If you wish to convert to a Standard Ten score then the breaks in the cut function will be based on the Z scores, which in the case of a standard Normal are the sample values.

# Generate the binned variable:
as.integer(cut(rnorm(1000), breaks=c(-Inf, -2, -1.5, -1, -0.5, 0, 0.5, 1, 1.5, 2, Inf)))
# Distribution of the binned variable:
table(cut(rnorm(1000), breaks=c(-Inf, -2, -1.5, -1, -0.5, 0, 0.5, 1, 1.5, 2, Inf)))

For a uniform RV from 0 to 1, the corresponding code to generate a 10 level discrete RV and examine its distribution may be:

as.integer(cut(runif(1000), breaks=c(-Inf, 1:9*0.1, Inf)))
table(cut(runif(1000), breaks=c(-Inf, 1:9*0.1, Inf)))

In general, you need to decide on the breaks (the boundaries of the bins). That is a conceptual question. You could choose to use the properties of the distribution you are sampling for (as in the case of standard 10). Or you could use the distribution of the samples. If you wish to use the distribution of the samples then the quantile function maybe useful.

For completeness, note that a binned continuous rv is a discrete categorical rv with probability of occurrence of each level corresponding to the bins. In the trivial case, if you bin a continuous uniform into 10 equal sized bins then the generated discrete variable is the categorical with 10 events and equal probability of each event. In the case of the standard Normal and standard 10, the probability of each break can be generated using the cdf. Eg, probability of (-Inf, -2] is pnorm(-2) - pnorm(-Inf) , and so on so forth for the various breaks. These values can be used to define the standard 10 score distribution as a categorical distribution with probability of each event distributed using the computed values from above. See package extraDists for functions to sample from a categorical.

Answer 2

A binomial distribution is fixed to a discrete and fix number of values and approximates a normal distribution:

y <- table(rbinom(500, 10, prob = .5))
x <- dimnames(y)[[1]]
y <- as.integer(y)
plot(x = x, y = y, type = "h")
points(x, y, pch = 15)

Answer 3

After trying many different options, I decided that the solution to my problem would be to simply transform obtained random variable to a different range and round it. For this, I created another post - about transformation - and used a transform function from that other post. This allows me to roughly maintain the distribution of a given variable and its properties by simply adjusting it to a different range of maximum and minimum values.
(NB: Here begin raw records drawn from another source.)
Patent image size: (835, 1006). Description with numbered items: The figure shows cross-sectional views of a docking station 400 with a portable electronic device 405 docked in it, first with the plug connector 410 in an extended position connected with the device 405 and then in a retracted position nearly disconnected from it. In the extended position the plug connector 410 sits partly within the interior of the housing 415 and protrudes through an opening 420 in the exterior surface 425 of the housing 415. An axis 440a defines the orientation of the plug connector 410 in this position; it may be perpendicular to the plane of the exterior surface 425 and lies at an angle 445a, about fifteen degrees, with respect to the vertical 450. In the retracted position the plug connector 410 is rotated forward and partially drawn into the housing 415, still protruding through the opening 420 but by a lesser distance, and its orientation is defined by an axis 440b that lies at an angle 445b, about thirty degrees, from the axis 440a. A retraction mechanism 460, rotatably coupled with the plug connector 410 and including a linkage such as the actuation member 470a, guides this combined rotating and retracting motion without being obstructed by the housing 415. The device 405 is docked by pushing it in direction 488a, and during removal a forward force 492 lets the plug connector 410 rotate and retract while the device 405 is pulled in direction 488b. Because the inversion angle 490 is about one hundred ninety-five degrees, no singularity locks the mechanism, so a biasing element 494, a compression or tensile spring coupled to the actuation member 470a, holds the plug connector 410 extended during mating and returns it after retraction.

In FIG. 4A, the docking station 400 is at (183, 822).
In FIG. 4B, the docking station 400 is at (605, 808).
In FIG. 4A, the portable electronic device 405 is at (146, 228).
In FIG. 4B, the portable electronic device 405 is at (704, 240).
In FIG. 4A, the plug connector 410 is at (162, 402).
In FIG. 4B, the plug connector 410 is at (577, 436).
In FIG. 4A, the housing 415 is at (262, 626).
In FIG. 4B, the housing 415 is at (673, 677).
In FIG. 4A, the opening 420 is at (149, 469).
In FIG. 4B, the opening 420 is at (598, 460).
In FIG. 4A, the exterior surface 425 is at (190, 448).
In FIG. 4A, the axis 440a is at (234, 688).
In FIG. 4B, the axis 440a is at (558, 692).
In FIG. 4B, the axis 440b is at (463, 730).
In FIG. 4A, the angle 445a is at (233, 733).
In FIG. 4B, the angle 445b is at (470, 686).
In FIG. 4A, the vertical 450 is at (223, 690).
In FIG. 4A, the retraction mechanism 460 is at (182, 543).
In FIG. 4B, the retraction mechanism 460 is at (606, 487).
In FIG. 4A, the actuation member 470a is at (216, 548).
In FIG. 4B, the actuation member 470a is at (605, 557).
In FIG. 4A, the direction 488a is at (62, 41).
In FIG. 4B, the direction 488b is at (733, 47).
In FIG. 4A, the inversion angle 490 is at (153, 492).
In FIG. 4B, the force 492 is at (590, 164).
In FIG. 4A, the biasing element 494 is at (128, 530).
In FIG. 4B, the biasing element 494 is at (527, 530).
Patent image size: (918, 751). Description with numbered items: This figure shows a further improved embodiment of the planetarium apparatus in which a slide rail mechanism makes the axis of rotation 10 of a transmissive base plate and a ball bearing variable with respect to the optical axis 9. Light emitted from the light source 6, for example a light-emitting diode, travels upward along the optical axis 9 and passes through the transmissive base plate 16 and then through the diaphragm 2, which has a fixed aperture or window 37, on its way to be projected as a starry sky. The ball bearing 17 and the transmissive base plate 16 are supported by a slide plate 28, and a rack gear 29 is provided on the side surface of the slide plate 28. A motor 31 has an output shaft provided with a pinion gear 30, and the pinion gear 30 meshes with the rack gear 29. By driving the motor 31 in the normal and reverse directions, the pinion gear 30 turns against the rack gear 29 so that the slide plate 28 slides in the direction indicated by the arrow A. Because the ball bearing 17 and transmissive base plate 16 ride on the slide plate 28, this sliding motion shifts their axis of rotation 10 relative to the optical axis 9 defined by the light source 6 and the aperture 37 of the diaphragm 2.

This also allows me to use any random distribution as an input parameter.

# this is scale function by Allan Cameron, see other post linked
linscale_to_int <- function(y, x) (x - min(x)) * (y - 1) / diff(range(x)) + 1

# you can try any of this distribution
# x.rand <- rnorm(500,0,1)
# x.rand <- runif(50, 0, 1)
x.rand <- rnorm(100)
# let's change scope of variable
y.rand <- linscale_to_int(20,x.rand)
# and then we can round it
y.round <- round(y.rand)
# we may check it's distibution by plot
x.pl <- dimnames(table(y.round))[[1]]
y.pl <- as.integer(table(y.round))
plot(x = x.pl, y = y.pl, type = "h")
# or check it with test
shapiro.test(y.round)

Note: not every repetition of this algorithm gives a fully satisfactory effect, because when a small sample is selected randomly, it may always happen that rounding does not allow for the creation of a variable with a distribution very similar to the normal distribution. But it works anyway for me. Or - one can made an loop with randomizing, and then get best one (with largest p-value of shapiro.test$p.value)

Thanks to everyone for solutions provided!